Are you absolutely clear about what your buyers’ stages are? Before you direct your prospects to the destination—the point of sale—you have to understand the logical steps they take to get there.

sales process buyer's stage

For example:

  • In the “awareness” stage, the buyer first encounters your brand. Here is where you need to show off your brand identity and promise through the personality of social, easily consumable content—social posts, infographics, and the like.
  • In the deeper “consideration” stage, your prospects will expect some more substantial content from you to bolster their (hopefully strong) inclination to buy your product.

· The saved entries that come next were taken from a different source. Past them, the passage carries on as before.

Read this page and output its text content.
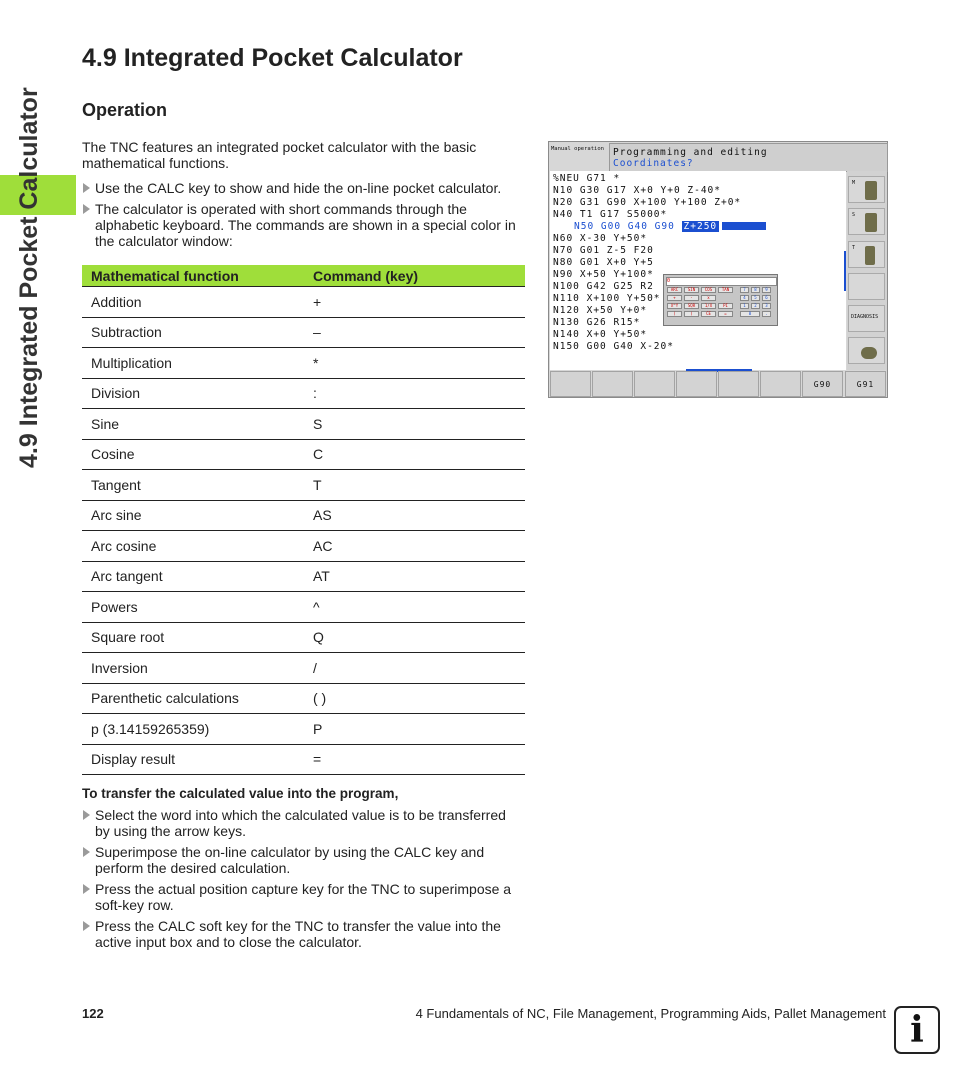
4.9 Integrated Pocket Calculator
4.9 Integrated Pocket Calculator
Operation

The TNC features an integrated pocket calculator with the basic mathematical functions.

Use the CALC key to show and hide the on-line pocket calculator.
The calculator is operated with short commands through the alphabetic keyboard. The commands are shown in a special color in the calculator window:
Mathematical function	Command (key)
Addition	+
Subtraction	–
Multiplication	*
Division	:
Sine	S
Cosine	C
Tangent	T
Arc sine	AS
Arc cosine	AC
Arc tangent	AT
Powers	^
Square root	Q
Inversion	/
Parenthetic calculations	( )
p (3.14159265359)	P
Display result	=
To transfer the calculated value into the program,
Select the word into which the calculated value is to be transferred by using the arrow keys.
Superimpose the on-line calculator by using the CALC key and perform the desired calculation.
Press the actual position capture key for the TNC to superimpose a soft-key row.
Press the CALC soft key for the TNC to transfer the value into the active input box and to close the calculator.
Manual operation Programming and editing
Coordinates?
%NEU G71 *
N10 G30 G17 X+0 Y+0 Z-40*
N20 G31 G90 X+100 Y+100 Z+0*
N40 T1 G17 S5000*
N50 G00 G40 G90 Z+250
N60 X-30 Y+50*
N70 G01 Z-5 F20
N80 G01 X+0 Y+5
N90 X+50 Y+100*
N100 G42 G25 R2
N110 X+100 Y+50*
N120 X+50 Y+0*
N130 G26 R15*
N140 X+0 Y+50*
N150 G00 G40 X-20*
0
ARC	SIN	COS	TAN	7	8	9
+	-	x	4	5	6
X^Y	SQR	1/X	PI	1	2	3
(	)	CE	=	0	.
M
S
T
DIAGNOSIS
G90	G91
122	4 Fundamentals of NC, File Management, Programming Aids, Pallet Management i
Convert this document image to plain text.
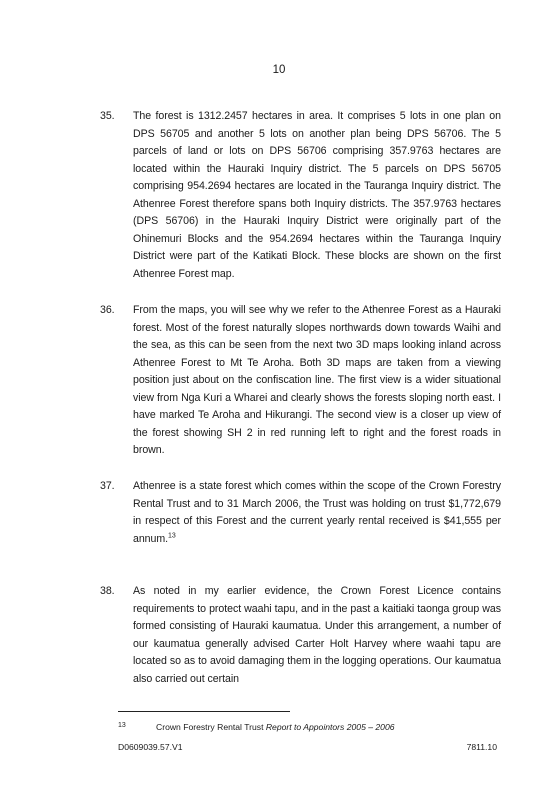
10
35. The forest is 1312.2457 hectares in area. It comprises 5 lots in one plan on DPS 56705 and another 5 lots on another plan being DPS 56706. The 5 parcels of land or lots on DPS 56706 comprising 357.9763 hectares are located within the Hauraki Inquiry district. The 5 parcels on DPS 56705 comprising 954.2694 hectares are located in the Tauranga Inquiry district. The Athenree Forest therefore spans both Inquiry districts. The 357.9763 hectares (DPS 56706) in the Hauraki Inquiry District were originally part of the Ohinemuri Blocks and the 954.2694 hectares within the Tauranga Inquiry District were part of the Katikati Block. These blocks are shown on the first Athenree Forest map.
36. From the maps, you will see why we refer to the Athenree Forest as a Hauraki forest. Most of the forest naturally slopes northwards down towards Waihi and the sea, as this can be seen from the next two 3D maps looking inland across Athenree Forest to Mt Te Aroha. Both 3D maps are taken from a viewing position just about on the confiscation line. The first view is a wider situational view from Nga Kuri a Wharei and clearly shows the forests sloping north east. I have marked Te Aroha and Hikurangi. The second view is a closer up view of the forest showing SH 2 in red running left to right and the forest roads in brown.
37. Athenree is a state forest which comes within the scope of the Crown Forestry Rental Trust and to 31 March 2006, the Trust was holding on trust $1,772,679 in respect of this Forest and the current yearly rental received is $41,555 per annum.$^{13}$
38. As noted in my earlier evidence, the Crown Forest Licence contains requirements to protect waahi tapu, and in the past a kaitiaki taonga group was formed consisting of Hauraki kaumatua. Under this arrangement, a number of our kaumatua generally advised Carter Holt Harvey where waahi tapu are located so as to avoid damaging them in the logging operations. Our kaumatua also carried out certain
13	Crown Forestry Rental Trust Report to Appointors 2005 – 2006
D0609039.57.V1	7811.10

For example, as one manufacturing industry professional lamented, it would be nice for more B2B marketers to help build a case for change in their businesses—for example, with things like in-depth product or solution comparison reports.

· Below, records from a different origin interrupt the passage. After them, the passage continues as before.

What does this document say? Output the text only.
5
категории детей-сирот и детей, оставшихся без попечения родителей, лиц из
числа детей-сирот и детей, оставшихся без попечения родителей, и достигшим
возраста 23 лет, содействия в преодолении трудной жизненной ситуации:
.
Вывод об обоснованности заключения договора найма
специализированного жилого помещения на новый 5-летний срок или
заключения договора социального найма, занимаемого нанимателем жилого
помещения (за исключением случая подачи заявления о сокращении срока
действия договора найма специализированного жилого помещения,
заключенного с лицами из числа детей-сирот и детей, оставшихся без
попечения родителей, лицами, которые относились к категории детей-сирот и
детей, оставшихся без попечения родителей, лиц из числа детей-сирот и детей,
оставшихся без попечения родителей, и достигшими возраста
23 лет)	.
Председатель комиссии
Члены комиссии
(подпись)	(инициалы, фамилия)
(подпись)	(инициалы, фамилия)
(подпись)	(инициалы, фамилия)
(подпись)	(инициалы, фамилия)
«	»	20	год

B2B marketers who want to succeed need to be relentlessly relevant. Those who fail to match content to buyer stages get lost in the customer attrition woods.

So after you’ve identified buyer stages, what’s next? You could conduct a survey of your satisfied customers and/or reference your CRM to see which buying stages were optimally served by which types of content. You could change the content pipeline itself, whether that means eliminating some collateral, moving it to a different buyer stage, refining it so that it’s more targeted, or repurposing it (e.g., a series of Tweets reimagined as a blog post, or a series of blog posts as a white paper) to serve each stage better.

The bottom line: Do what it takes to conform content offerings to customer needs as they move through distinct sales funnel stages.

Guide Them to the Light

sales process tunnel

Have you described the stages? Have you restructured content to fit your leads’ natural progression from stranger to customer? Great! Now there’s more work to do.

Being there for customers through every touchpoint—guiding them with the utmost clarity from point to point until they reach the ultimate buying decision—is what will make the difference. That might seem obvious, but it’s easy to miss. Content “moments” need to be smoothed over with friendly brand interactions.

Firing content pieces at prospects, one at a time, won’t work. Walking with them through the customer journey does.

The guidance can take on a number of different forms, such as social selling, product demos, mobile engagements (that take advantage of “immediacy” and relevance factors, such as push notifications and location-specific services), or email newsletters.

Or, simply, phone conversations with sales. Whatever it takes to prompt the customer to take the next step, to consume and digest the next piece of yummy, nutritional content.

In a report from Infosys, 86% of consumers say that personalization has some impact on buying decisions. 25% say it has a significant impact. The key is after identifying buyer stages and the ideal content for each, you’ll need to get good and personal with your leads between content piece A and B, answering their questions, allaying their concerns, offering helpful suggestions and relevant ideas.

That’s lead nurturing of the highest form.

Content in context? It’s a beautiful thing.

That is, both for your ideal customers and for your company’s bottom line.

sales process feed lead

It’s a no-brainer. Feed your leads the right content at the right time within the customer journey, and more of them will naturally qualify themselves along the way.

How well is your content serving your sales process?